Finland’s long-delayed nuclear reactor goes online

Finland’s long-delayed nuclear reactor goes online

Finland’s long-delayed nuclear reactor goes online

Finland’s long-delayed and costly new nuclear reactor went online on March 12 amid expectations that it will boost the Nordic country’s electricity self-sufficiency and help to achieve its carbon neutrality targets.

Finnish operator Teollisuuden Voima said the Olkiluoto 3 nuclear reactor in the country’s west started supplying electricity to the national power grid.

It will go through a trial period of about four months during which it will generate electricity only at a fraction of its 1,600 megawatt capacity.
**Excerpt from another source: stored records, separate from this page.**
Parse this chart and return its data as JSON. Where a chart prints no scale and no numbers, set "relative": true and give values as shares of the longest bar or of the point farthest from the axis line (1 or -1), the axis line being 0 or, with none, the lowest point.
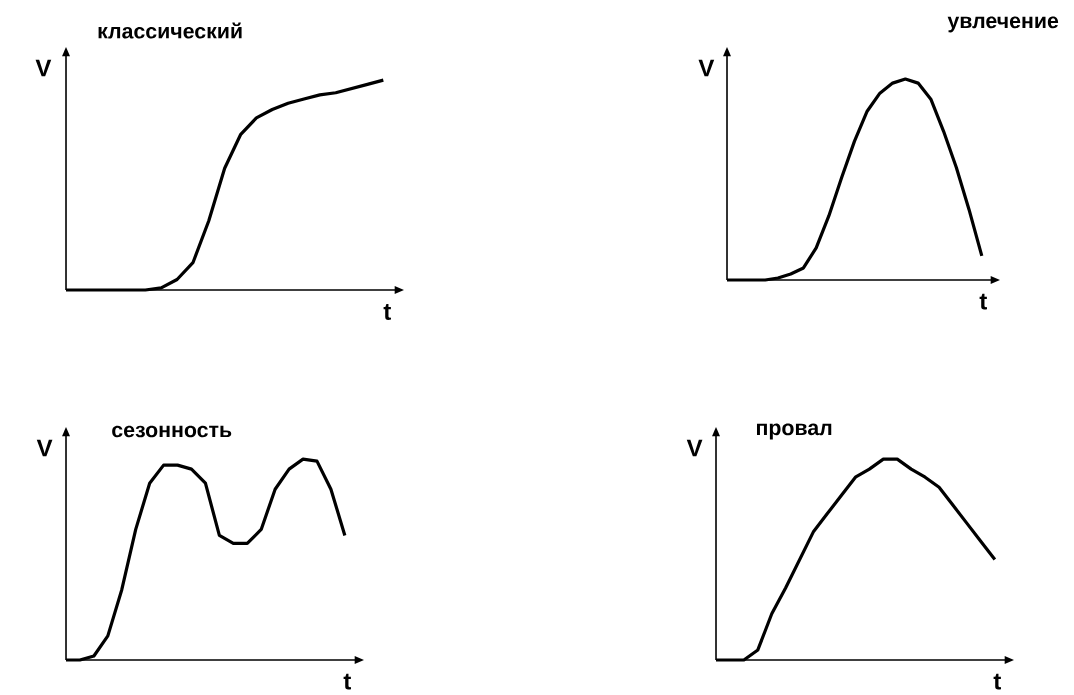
{
  "chart_data": [
    {
      "type": "line",
      "title": "классический",
      "xlabel": "t",
      "ylabel": "V",
      "relative": true,
      "color": "#000000",
      "categories": [
        null,
        null,
        null,
        null,
        null,
        null,
        null,
        null,
        null,
        null,
        null,
        null,
        null,
        null,
        null,
        null,
        null,
        null,
        null,
        null,
        null
      ],
      "values": [
        0,
        0,
        0,
        0,
        0,
        0,
        0.01,
        0.05,
        0.13,
        0.33,
        0.58,
        0.74,
        0.82,
        0.86,
        0.89,
        0.91,
        0.93,
        0.94,
        0.96,
        0.98,
        1
      ]
    },
    {
      "type": "line",
      "title": "увлечение",
      "xlabel": "t",
      "ylabel": "V",
      "relative": true,
      "color": "#000000",
      "categories": [
        null,
        null,
        null,
        null,
        null,
        null,
        null,
        null,
        null,
        null,
        null,
        null,
        null,
        null,
        null,
        null,
        null,
        null,
        null,
        null,
        null
      ],
      "values": [
        0,
        0,
        0,
        0,
        0.01,
        0.03,
        0.06,
        0.16,
        0.32,
        0.51,
        0.69,
        0.84,
        0.93,
        0.98,
        1,
        0.98,
        0.9,
        0.74,
        0.56,
        0.35,
        0.12
      ]
    },
    {
      "type": "line",
      "title": "сезонность",
      "xlabel": "t",
      "ylabel": "V",
      "relative": true,
      "color": "#000000",
      "categories": [
        null,
        null,
        null,
        null,
        null,
        null,
        null,
        null,
        null,
        null,
        null,
        null,
        null,
        null,
        null,
        null,
        null,
        null,
        null,
        null,
        null
      ],
      "values": [
        0,
        0,
        0.02,
        0.12,
        0.35,
        0.65,
        0.88,
        0.97,
        0.97,
        0.95,
        0.88,
        0.62,
        0.58,
        0.58,
        0.65,
        0.85,
        0.95,
        1,
        0.99,
        0.85,
        0.62
      ]
    },
    {
      "type": "line",
      "title": "провал",
      "xlabel": "t",
      "ylabel": "V",
      "relative": true,
      "color": "#000000",
      "categories": [
        null,
        null,
        null,
        null,
        null,
        null,
        null,
        null,
        null,
        null,
        null,
        null,
        null,
        null,
        null,
        null,
        null,
        null,
        null,
        null,
        null
      ],
      "values": [
        0,
        0,
        0,
        0.05,
        0.23,
        0.36,
        0.5,
        0.64,
        0.73,
        0.82,
        0.91,
        0.95,
        1,
        1,
        0.95,
        0.91,
        0.86,
        0.77,
        0.68,
        0.59,
        0.5
      ]
    }
  ]
}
The reactor will reach peak capacity in July when it will cover an estimated 14 percent of Finland’s total electricity demand, reducing the country’s need to import electricity from Norway, Russia and Sweden, Teollisuuden Voima said.

The last time a new nuclear reactor was commissioned in Finland was over 40 years ago.

The French-developed EPR reactor model was the first nuclear power station to be procured in Europe after the 1986 Chernobyl disaster, designed to relaunch nuclear power.

The Olkiluoto 3 is a third generation European-type pressurized water reactor developed and built by a joint venture between France’s Areva and Germany’s Siemens. Construction began in 2005 and was to be completed four years later.

It was meant to be a showcase of French-German know-how, touted as offering higher power and better safety. But EPR builds in Finland, France and the United Kingdom have been plagued by delays and cost overruns.

Finnish public broadcaster YLE said late last year that the reactor’s final price tag was put at around 11 billion euros ($12 billion) - almost three times more than what was initially estimated.

Finland now has five nuclear reactors in two power plants located on the shores of the Baltic Sea. Combined, they cover more than 40 percent of Finland’s electricity demand.

The repeated delays led to bitter compensation disputes between TVO and Areva, with the latter ultimately agreeing in March 2018 to pay TVO financial compensation of 450 million euros.